Sleep studies, also known as polysomnograms, are tests to diagnose and evaluate the severity of sleep disorders. Sleep disorders can be serious because they can elevate risk levels for medical conditions, including high blood pressure, heart disease and stroke, and have also been linked to vehicular accidents, including train derailments and airplane crashes, and to injury-causing falls, especially among the elderly.
Patients are often unaware of problems during sleep until other symptoms make them, their sleep partners or their doctors, suspicious of a sleep disorder. Such symptoms may include snoring, fatigue or sleepiness during waking hours, sleepwalking, waking up too early, or having trouble falling asleep at night. Sleep studies also evaluate how much time the patient spends in each level of sleep and what percentage of time in bed is actually spent sleeping.
Reasons for a Sleep Study
There are several types of disorders, including the following, that sleep studies can help to diagnose:
- Sleep apnea
- Sleep-related seizure disorders
- Parasomnia (abnormal movements or perceptions during sleep)

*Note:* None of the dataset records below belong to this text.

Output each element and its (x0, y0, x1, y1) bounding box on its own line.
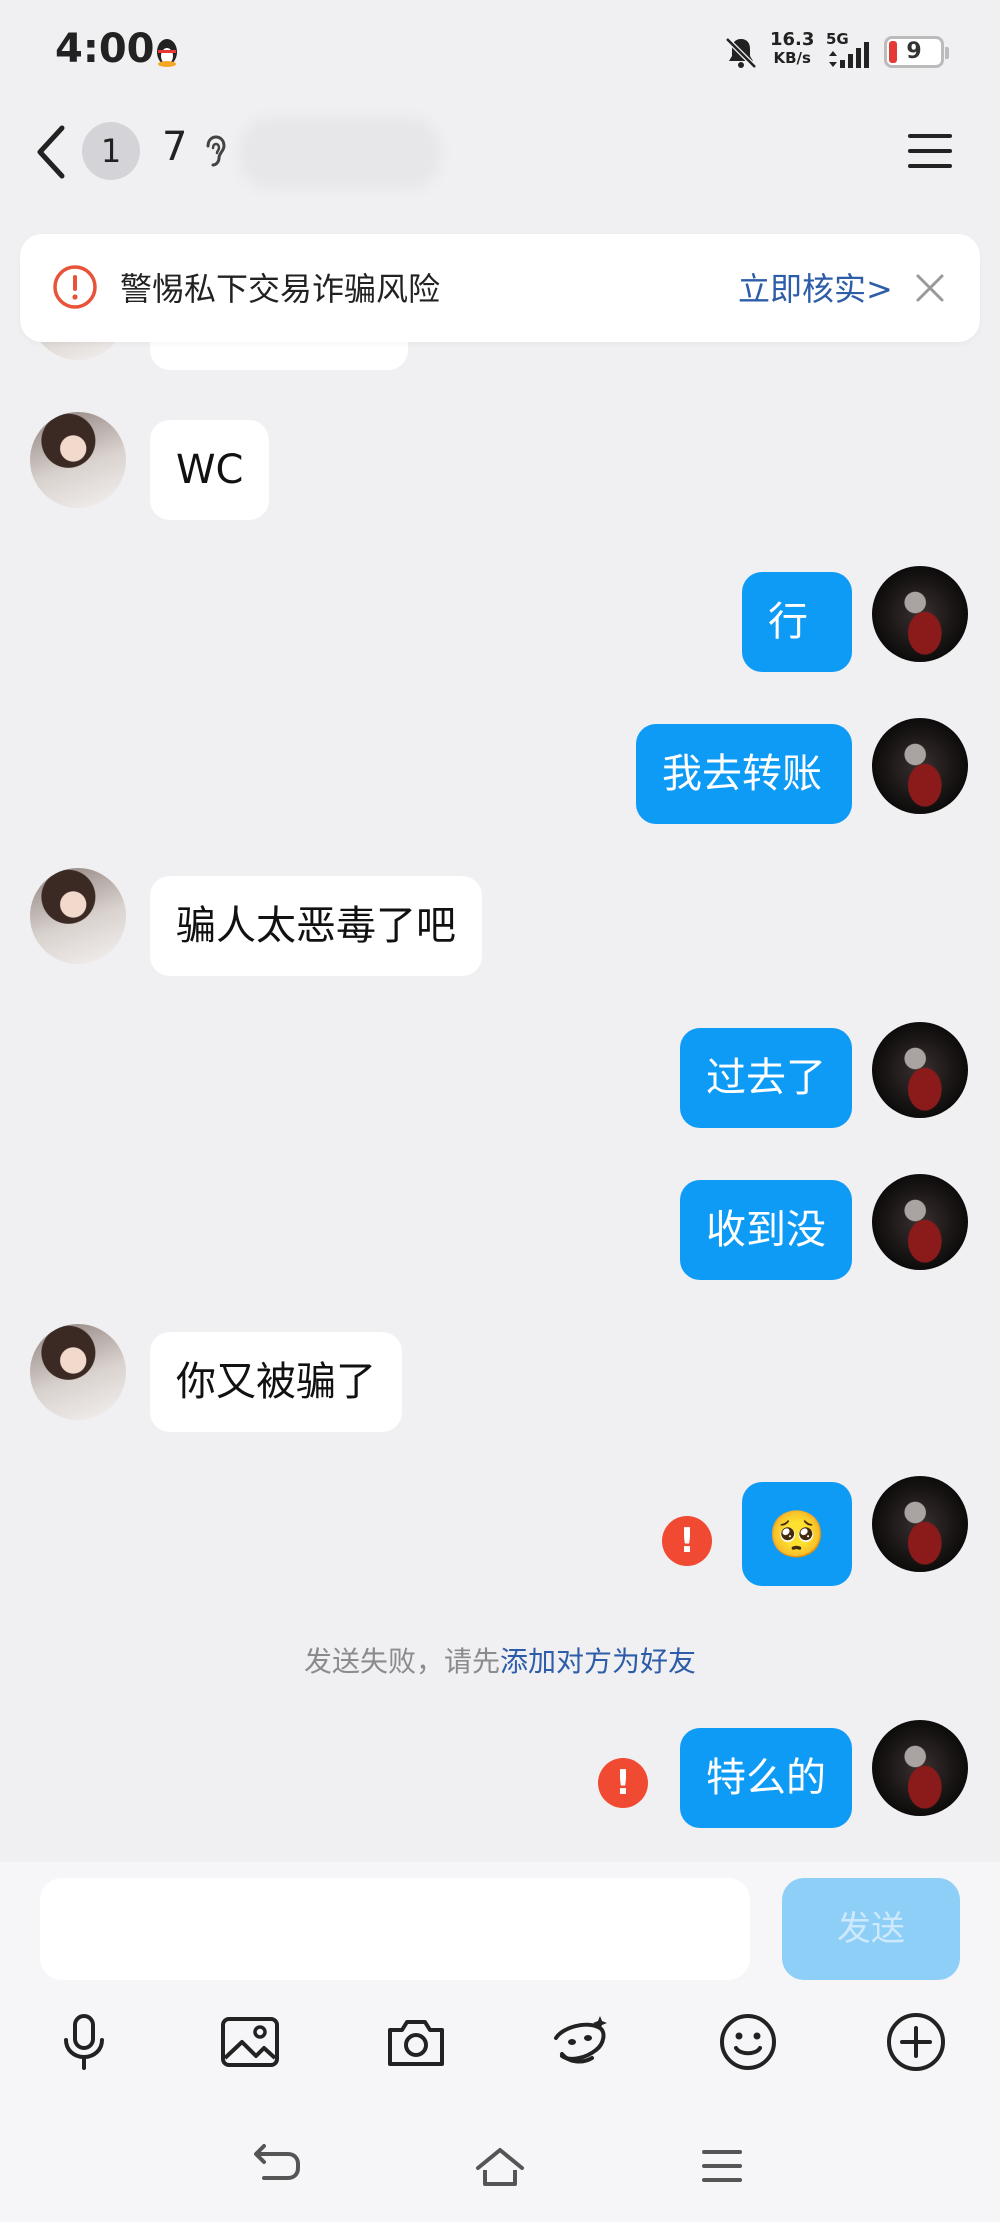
message-input[interactable] (40, 1878, 750, 1980)
image-icon[interactable] (218, 2010, 282, 2074)
microphone-icon[interactable] (52, 2010, 116, 2074)
send-failed-note: 发送失败，请先添加对方为好友 (0, 1640, 1000, 1680)
bell-muted-icon (725, 37, 757, 69)
avatar-contact[interactable] (30, 1324, 126, 1420)
plus-icon[interactable] (884, 2010, 948, 2074)
battery-level: 9 (906, 39, 922, 64)
banner-text: 警惕私下交易诈骗风险 (120, 270, 441, 308)
avatar-self[interactable] (872, 1720, 968, 1816)
avatar-self[interactable] (872, 1174, 968, 1270)
unread-count-badge[interactable]: 1 (82, 122, 140, 180)
avatar-contact[interactable] (30, 868, 126, 964)
close-icon[interactable] (910, 268, 950, 308)
message-bubble-outgoing[interactable]: 收到没 (680, 1180, 852, 1280)
avatar-self[interactable] (872, 1022, 968, 1118)
menu-icon[interactable] (906, 130, 954, 172)
chat-title: 7 (162, 124, 188, 170)
avatar-contact[interactable] (30, 412, 126, 508)
message-bubble-emoji[interactable]: 🥺 (742, 1482, 852, 1586)
battery-indicator: 9 (884, 36, 949, 68)
network-speed-unit: KB/s (773, 49, 811, 67)
message-bubble-outgoing[interactable]: 行 (742, 572, 852, 672)
home-nav-icon[interactable] (474, 2140, 526, 2192)
message-bubble-incoming[interactable]: WC (150, 420, 270, 520)
fraud-warning-banner: 警惕私下交易诈骗风险 立即核实> (20, 234, 980, 342)
recent-apps-icon[interactable] (696, 2140, 748, 2192)
qq-penguin-icon (157, 39, 177, 67)
network-speed-value: 16.3 (770, 29, 815, 50)
message-bubble-incoming[interactable]: 骗人太恶毒了吧 (150, 876, 482, 976)
emoji-icon[interactable] (716, 2010, 780, 2074)
back-nav-icon[interactable] (252, 2140, 304, 2192)
message-bubble-outgoing[interactable]: 过去了 (680, 1028, 852, 1128)
warning-circle-icon (53, 265, 97, 309)
send-failed-icon[interactable]: ! (598, 1758, 648, 1808)
avatar-self[interactable] (872, 566, 968, 662)
ear-icon[interactable] (202, 134, 228, 170)
hongbao-icon[interactable] (548, 2010, 612, 2074)
blurred-nickname (240, 118, 440, 188)
avatar-self[interactable] (872, 718, 968, 814)
add-friend-link[interactable]: 添加对方为好友 (500, 1645, 696, 1678)
send-failed-text: 发送失败，请先 (303, 1645, 500, 1678)
send-button[interactable]: 发送 (782, 1878, 960, 1980)
back-chevron-icon[interactable] (30, 120, 74, 184)
message-bubble-incoming[interactable]: 你又被骗了 (150, 1332, 402, 1432)
status-time: 4:00 (55, 26, 155, 72)
avatar-self[interactable] (872, 1476, 968, 1572)
verify-now-link[interactable]: 立即核实> (738, 264, 893, 310)
signal-icon (829, 42, 869, 68)
camera-icon[interactable] (384, 2010, 448, 2074)
message-bubble-outgoing[interactable]: 我去转账 (636, 724, 852, 824)
message-bubble-outgoing[interactable]: 特么的 (680, 1728, 852, 1828)
network-speed: 16.3 KB/s (770, 30, 814, 68)
send-failed-icon[interactable]: ! (662, 1516, 712, 1566)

Sleep-related movement disorders may include sleepwalking, sleep talking, sleep-related eating disorder (SRED), restless leg syndrome, night terrors and sleep sex. All of these disorders not only disturb sleep patterns, but can be dangerous to the patient or others.
The Sleep Study Procedure
Prior to administration of a sleep study, the patient undergoes a thorough physical examination. A complete medical history, including a full report of sleep schedules and habits, and any symptoms related to sleep, is taken. The patient arrives at a sleep laboratory a couple of hours before his or her usual sleep time. The room is usually set up something like a motel room.
The patient is then attached to a number of machines that will monitor and record any biophysiological changes that occur during sleep. These devices typically include some or all of the following:
- Electroencephalograph (EEG)
- Electrooculograph (EOG)
- Electromyelograph (EMG)
- Electrocardiograph (EKG/ECG)
- Nasal-airflow sensor
- Snore microphone
These tests measure, respectively, brain-wave activity, eye movement, muscle movement, electrical activity of the heart, nasal airflow and snoring. In addition, belts are placed around the chest and abdomen to measure breathing, and an oximeter is placed on the finger to measure the amount of oxygen in the blood.
Other tests may be performed to measure how long it takes patients to fall asleep, how many times they awaken during the night, and how long they remain asleep. A trained sleep technician remains in the sleep lab during the testing period. A doctor who specializes in sleep medicine analyzes the resulting data to diagnose sleep disorders and their level of severity so that an appropriate treatment plan can be devised.